Invece di attendere fino a beccarsi una condanna dalla Corte Europea, come si può risolvere realisticamente il problema del sovraffollamento delle carceri (prima di prendere la prossima multa)? Innanzitutto, se il problema è la mancanza di posti letto, si devono trovare più posti letto. È una risposta lapalissiana, ma nessuno ci pensa. Il senatore della Lega Nord Gian Marco Centinaio ha contato ben 40 istituti penitenziari totalmente vuoti che “potrebbero entrare in funzione in pochissimo tempo”. Il problema del sovraffollamento si può dunque risolvere, senza rischiare di mandare a spasso delinquenti e senza tirare in mezzo la scelta politica su quali reati abolire (ma solo fino a una certa data) con un’amnistia.
Il problema delle carceri inutilizzate è spesso legato alla mancanza di guardie carcerarie, soprattutto in un periodo di tagli e risparmi che riguardano anche la polizia. Ma quanti poliziotti abbiamo, in Italia? Ne abbiamo circa 1 ogni 200 abitanti, una delle più alte densità di forze dell’ordine al mondo, il doppio rispetto a quella degli Stati Uniti. È evidente che pochi si offrono volontari per far da guardia ai carcerati. Ma scegliere il mestiere del poliziotto dovrebbe implicare (più che un comodo lavoro di ufficio) anche l’assunzione di rischi, fra cui il contatto con gente poco raccomandabile in ambienti malsani. Insomma i mezzi, le strutture e il personale ci sono. Manca, evidentemente, la volontà di risolvere il problema.
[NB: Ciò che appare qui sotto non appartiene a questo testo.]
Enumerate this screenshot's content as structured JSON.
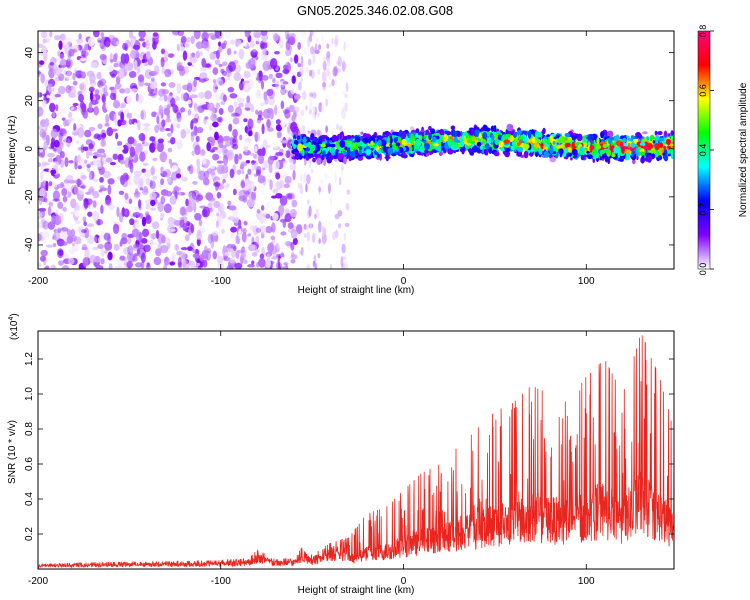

Ma a parità di carceri e personale, possiamo rimettere in libertà persone innocenti. Perché, nelle carceri italiane sono rinchiusi ben 12.333 innocenti. Persone in attesa del primo giudizio, dunque innocenti fino a prova contraria. Non tutti sono sospettati di crimini così pericolosi da richiedere una custodia cautelare in un carcere. Se includiamo i carcerati in attesa di condanna definitiva, vediamo che lo sono circa il 43% del totale dei carcerati: erano 27mila nel 2012. Il nostro è un caso unico nell’Europa occidentale, due volte tanto la percentuale media di detenuti nelle stesse condizioni che si registrano in Francia e Spagna, tre volte tanto quelle che si registrano in Gran Bretagna e Germania. Ma qui si va a toccare un altro nervo scoperto: per liberare questi 12mila e passa innocenti (e 27mila che sono ancora sotto processo) servirebbe rimettere mano a una seria riforma della giustizia, accorciare la durata dei processi e rivedere le leggi sulla carcerazione preventiva. Ma la giustizia è riformabile?